Soins post-plantation essentiels
Les premiers mois sont déterminants pour l’établissement du Dichondra :
- Arrosage : maintenir le sol légèrement humide pendant 4-6 semaines
- Désherbage : éliminer régulièrement les adventices concurrentes
- Protection : limiter le piétinement jusqu’à couverture complète
J’ai remarqué qu’un paillage léger entre les plants accélère considérablement la croissance en conservant l’humidité du sol.
Défis potentiels et solutions pratiques
Comme toute plante, le Dichondra présente quelques défis qu’il convient d’anticiper.
Résistance au froid limitée
Dans les régions où les températures descendent régulièrement sous -5°C, le Dichondra peut souffrir en hiver. Dans mon jardin, après un épisode de gel à -7°C l’hiver dernier, certaines zones ont été endommagées mais ont rapidement reverdi au printemps.
Solution : Dans les zones limites, privilégiez les expositions abritées et prévoyez un paillage hivernal léger pour protéger les racines.
Croissance initiale lente
La patience est de mise avec le Dichondra. Sa croissance initiale peut sembler décourageante comparée à celle d’un gazon traditionnel.
Solution : Planter plus densément au départ (godets espacés de 20 cm plutôt que 30) et appliquer un engrais organique spécial « enracinement » au moment de la plantation.
Tolérance limitée au piétinement intensif
Bien que résistant au piétinement occasionnel, le Dichondra ne supportera pas un passage très fréquent ou des jeux intensifs.
Solution : Réserver les zones de fort passage aux dalles ou aux graviers, et installer le Dichondra dans les espaces de détente ou décoratifs.
Témoignages et retours d’expérience
Marie, paysagiste dans le Var, utilise le Dichondra depuis plus de 5 ans : « C’est devenu ma solution privilégiée pour les jardins méditerranéens. Mes clients apprécient particulièrement l’économie d’eau réalisée et l’aspect esthétique qui reste impeccable même au cœur de l’été. »
Paul, jardinier amateur en région parisienne : « J’ai remplacé ma pelouse traditionnelle par du Dichondra il y a trois ans. Le premier hiver a été difficile avec quelques pertes, mais depuis, c’est un vrai plaisir. Plus besoin de sortir la tondeuse chaque semaine, et mon jardin reste vert même pendant les canicules. »
Où se procurer du Dichondra Repens de qualité ?
Le succès de votre projet dépend en grande partie de la qualité des semences ou des plants. Voici quelques sources fiables :
- Pépinières spécialisées en plantes méditerranéennes
- Jardineries proposant un rayon « alternatives au gazon »

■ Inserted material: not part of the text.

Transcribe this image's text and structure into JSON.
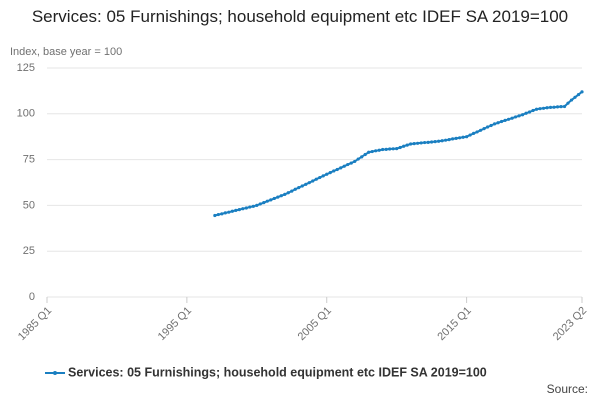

- Fournisseurs en ligne spécialisés en couvre-sols
Comptez entre 8 et 12€ pour un sachet de 100g de graines (couvrant environ 10m²) ou 2 à 3€ par godet. L’investissement initial peut sembler conséquent, mais il est rapidement amorti par les économies d’eau et d’entretien.
Bilan économique et écologique sur 3 ans
Après trois saisons complètes d’observation sur ma parcelle de 80m², voici un comparatif chiffré entre ma zone de Dichondra et une surface équivalente en gazon traditionnel :
| Critère | Gazon traditionnel (80m²) | Dichondra Repens (80m²) |
|---|---|---|
| Consommation d’eau annuelle | ~32 000 litres | ~8 000 litres |
| Temps d’entretien annuel | ~40 heures | ~8 heures |
| Coût d’installation | ~120€ | ~240€ |
| Coût d’entretien sur 3 ans | ~350€ (carburant, engrais, eau) | ~120€ (principalement eau) |
Le surcoût initial est donc amorti dès la deuxième année, sans compter le gain en qualité de vie et en impact environnemental positif.
Face aux étés de plus en plus chauds et aux restrictions d’eau qui se multiplient, le Dichondra Repens représente une alternative crédible et durable au gazon traditionnel. Son esthétique particulière, son entretien minimal et sa résistance exceptionnelle à la sécheresse en font un allié précieux pour les jardins de demain. Trois ans après mon premier essai, je prévois d’étendre progressivement cette solution à l’ensemble de mon jardin, convaincu par ses performances et son adaptation parfaite à notre climat méditerranéen en évolution.